A l'amont de tout ce qui précède, sur un plan encore plus général, je discerne ce piège trop méconnu : le consensus. Du moins les consensus aveugles. Je me méfie toujours de l'adhésion spontanée, massive, inconditionnelle des communautés humaines à telles ou telles certitudes évidentes, reçues de tous une fois pour toutes, paradigme pris pour socle nécessaire et assuré de tout le reste : "vérité" de départ jamais vérifiée, jamais mise en doute. (Bien entendu, je ne parle pas ici des consensus sur des acquis mûrement éprouvés au creuset du débat scientifique contradictoire, verdict final d'un procès impartial et sans pitié (nous sommes tous d'accord, je pense, que la Terre est ronde, et qu'elle se meut).
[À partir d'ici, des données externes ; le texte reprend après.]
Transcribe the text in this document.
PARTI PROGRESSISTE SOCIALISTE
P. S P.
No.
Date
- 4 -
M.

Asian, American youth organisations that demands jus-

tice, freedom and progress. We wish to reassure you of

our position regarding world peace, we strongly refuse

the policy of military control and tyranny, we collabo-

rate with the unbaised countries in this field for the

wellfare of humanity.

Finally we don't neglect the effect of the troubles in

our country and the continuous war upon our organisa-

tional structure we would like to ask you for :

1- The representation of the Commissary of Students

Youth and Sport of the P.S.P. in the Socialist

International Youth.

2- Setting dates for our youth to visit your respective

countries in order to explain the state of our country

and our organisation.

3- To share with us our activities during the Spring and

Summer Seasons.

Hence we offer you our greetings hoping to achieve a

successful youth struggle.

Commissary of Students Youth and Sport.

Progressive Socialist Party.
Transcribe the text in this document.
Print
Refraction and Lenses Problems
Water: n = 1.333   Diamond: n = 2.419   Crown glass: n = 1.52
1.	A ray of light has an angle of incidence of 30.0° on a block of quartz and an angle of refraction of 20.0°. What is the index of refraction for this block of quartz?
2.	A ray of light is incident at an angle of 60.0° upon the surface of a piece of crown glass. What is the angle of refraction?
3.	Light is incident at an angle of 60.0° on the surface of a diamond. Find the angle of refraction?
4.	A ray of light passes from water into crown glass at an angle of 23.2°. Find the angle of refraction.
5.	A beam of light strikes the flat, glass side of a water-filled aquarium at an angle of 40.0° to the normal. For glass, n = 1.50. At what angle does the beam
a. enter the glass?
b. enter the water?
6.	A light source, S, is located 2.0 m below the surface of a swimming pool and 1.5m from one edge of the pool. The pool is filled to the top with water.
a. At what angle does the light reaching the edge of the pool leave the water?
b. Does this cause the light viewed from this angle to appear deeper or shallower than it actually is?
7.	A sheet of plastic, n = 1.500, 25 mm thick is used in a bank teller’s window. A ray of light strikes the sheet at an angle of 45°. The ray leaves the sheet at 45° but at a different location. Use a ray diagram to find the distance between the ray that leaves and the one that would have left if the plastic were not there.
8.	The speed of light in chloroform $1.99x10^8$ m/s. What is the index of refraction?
Méfiez-vous des consensus ! Au dix-septième siècle, tout le monde s'accordait sur le rôle du Déluge, maximalisé bien au-delà de la lettre biblique, et une large majorité croyait encore à la génération spontanée des fossiles dans le sol. - Jusque vers les années 1770, tout le monde ou presque croyait à la brièveté des temps géologiques et à la fixité du monde vivant. -Au dix-neuvième siècle, qui donc aurait pu mettre en doute le dogme du refroidissement et de la contraction corrélative du globe ? - Vérité, de l'avis de tous, scientifiquement démontrée ; Lord Kelvin (ce n'était pas le premier venu) en fut un défenseur sûr de soi et acharné. - Et aujourd'hui ? - Le consensus, qu'il soit général et de longue survie, ou mode passagère, tyrannique comme toutes les modes, est un cocon sécurisant, où aime à se blottir notre frilosité, notre peur de la liberté : la nôtre et, par ricochet, celle d'autrui.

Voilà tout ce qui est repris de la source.